Saçlarımı kestim, daha da uzatmam sakallarımı.

Yüzümün kıvrımlarında sana dair mimikler yok,

Gülümsemem... Onu da götürmüş gibisin giderken.

Soğuk suyla duş alıyorum mesela, sen üşüyorsun zannediyorum hâlâ.

İçimden taşan volkanlara binaen, üşüyen yalnızca ben.

Dik dik yürüyorum hâlâ kadere çatarcasına,

Ve kavga etmiyorum artık kendimle, yalnızlığa kafa tutarcasına.

Aşkın belayla eş anlama geldiği günlerden geçiyorum ben

Ama yüzümde eser yok senden, artık kendini arama bende.

...

Benim kalbim yok, bir daha kendini arama bende.

Benim ruhum yok, kalubelada kaldı, seni gördüğüm ilk yerde.

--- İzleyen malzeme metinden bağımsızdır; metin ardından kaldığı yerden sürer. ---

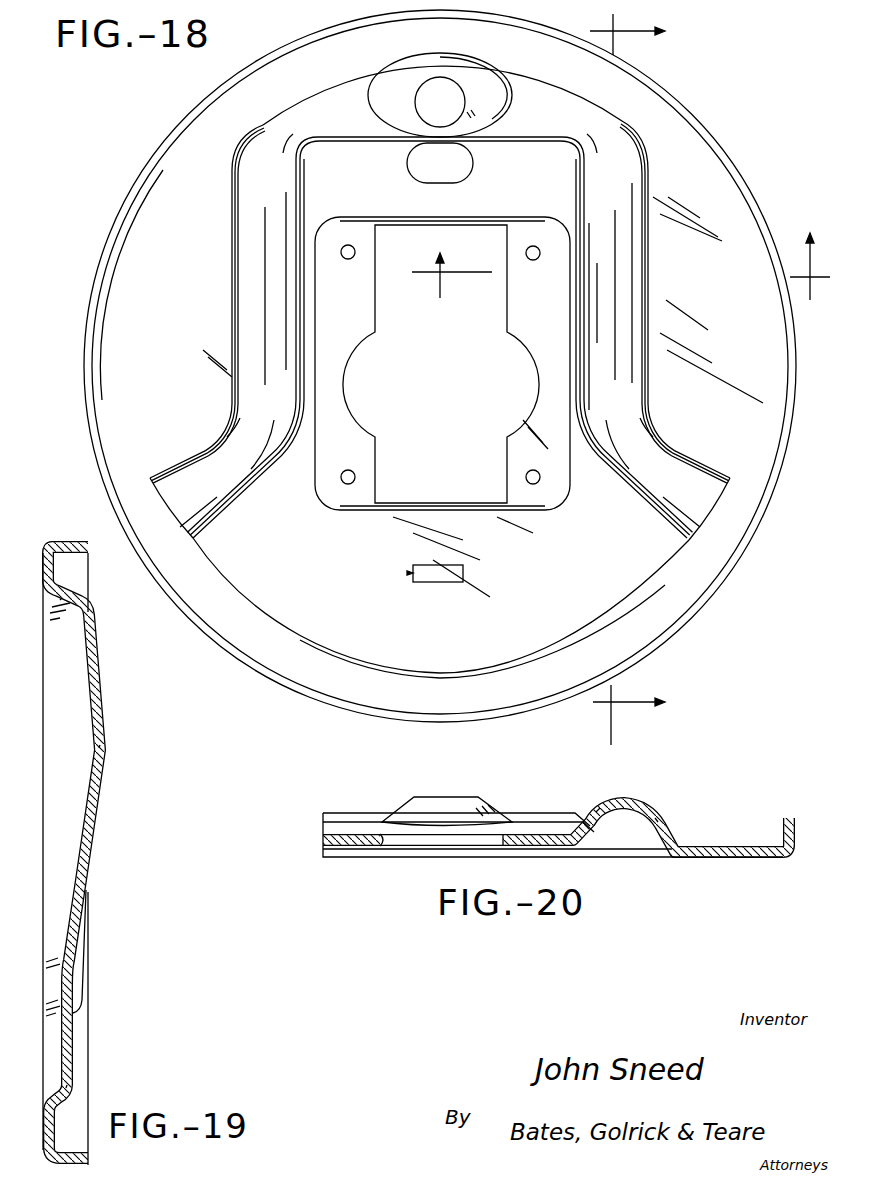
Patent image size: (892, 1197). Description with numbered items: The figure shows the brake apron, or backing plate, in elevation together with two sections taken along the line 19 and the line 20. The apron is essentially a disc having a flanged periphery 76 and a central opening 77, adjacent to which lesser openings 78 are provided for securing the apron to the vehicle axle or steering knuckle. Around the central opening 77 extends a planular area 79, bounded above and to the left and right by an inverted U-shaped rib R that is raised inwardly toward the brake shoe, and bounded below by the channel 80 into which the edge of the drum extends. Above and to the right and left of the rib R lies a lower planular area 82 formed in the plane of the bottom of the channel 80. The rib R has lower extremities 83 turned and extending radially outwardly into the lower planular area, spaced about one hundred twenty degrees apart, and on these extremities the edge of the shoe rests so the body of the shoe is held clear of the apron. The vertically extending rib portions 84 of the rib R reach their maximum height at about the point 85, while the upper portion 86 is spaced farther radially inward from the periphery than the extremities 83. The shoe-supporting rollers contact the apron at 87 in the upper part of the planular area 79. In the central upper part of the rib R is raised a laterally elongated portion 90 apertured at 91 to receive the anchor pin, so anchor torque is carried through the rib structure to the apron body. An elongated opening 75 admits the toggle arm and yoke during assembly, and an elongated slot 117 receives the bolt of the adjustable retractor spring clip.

In FIG. 18, the flanged periphery 76 is at (700, 126).
In FIG. 19, the flanged periphery 76 is at (84, 548).
In FIG. 20, the flanged periphery 76 is at (792, 825).
In FIG. 18, the channel 80 is at (343, 688).
In FIG. 19, the channel 80 is at (55, 1125).
In FIG. 18, the lower planular area 82 is at (431, 286).
In FIG. 20, the lower planular area 82 is at (745, 855).
In FIG. 18, the lower extremities of the rib 83 is at (198, 487).
In FIG. 19, the lower extremities of the rib 83 is at (75, 985).
In FIG. 18, the outer rib 84 is at (265, 251).
In FIG. 19, the outer rib 84 is at (86, 843).
In FIG. 20, the outer rib 84 is at (655, 816).
In FIG. 18, the point of maximum rib height 85 is at (265, 263).
In FIG. 19, the point of maximum rib height 85 is at (106, 755).
In FIG. 20, the point of maximum rib height 85 is at (630, 793).
In FIG. 18, the upper rib portion 86 is at (442, 95).
In FIG. 20, the upper rib portion 86 is at (540, 830).
In FIG. 18, the roller contact area 87 is at (440, 337).
In FIG. 18, the elongated opening 75 is at (472, 163).
In FIG. 18, the laterally elongated portion 90 is at (440, 95).
In FIG. 20, the laterally elongated portion 90 is at (466, 798).
In FIG. 18, the aperture 91 is at (418, 101).
In FIG. 18, the central opening 77 is at (363, 339).
In FIG. 20, the central opening 77 is at (390, 846).
In FIG. 18, the lesser openings 78 is at (355, 255).
In FIG. 18, the planular area 79 is at (441, 597).
In FIG. 18, the elongated slot 117 is at (445, 582).
In FIG. 18, the inverted U-shaped rib R is at (250, 323).
In FIG. 18, the section line 19— 19 is at (640, 379).
In FIG. 18, the section line 20— 20 is at (621, 256).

Tükettim hisleri, insana ait ne varsa söküp attım içimden,

Bana sunulanı kabullendim sonunda,

Ben bir kaçıştayım ya da kayboluş,

Biraz göğün koynundayım, biraz da toprakla nahoş oluş.

Birkaç tütün sarar şimdi yağmurdan ıslanmış ellerim,

Sözlerim var, yazılanlar mütemadiyen ağlamaklı ve unuttuklarım...

Unuturken yutkunduklarım ve boğazı düğüm düğüm ayrılıkların.

Benim kalbim yok, bir daha kendini arama bende.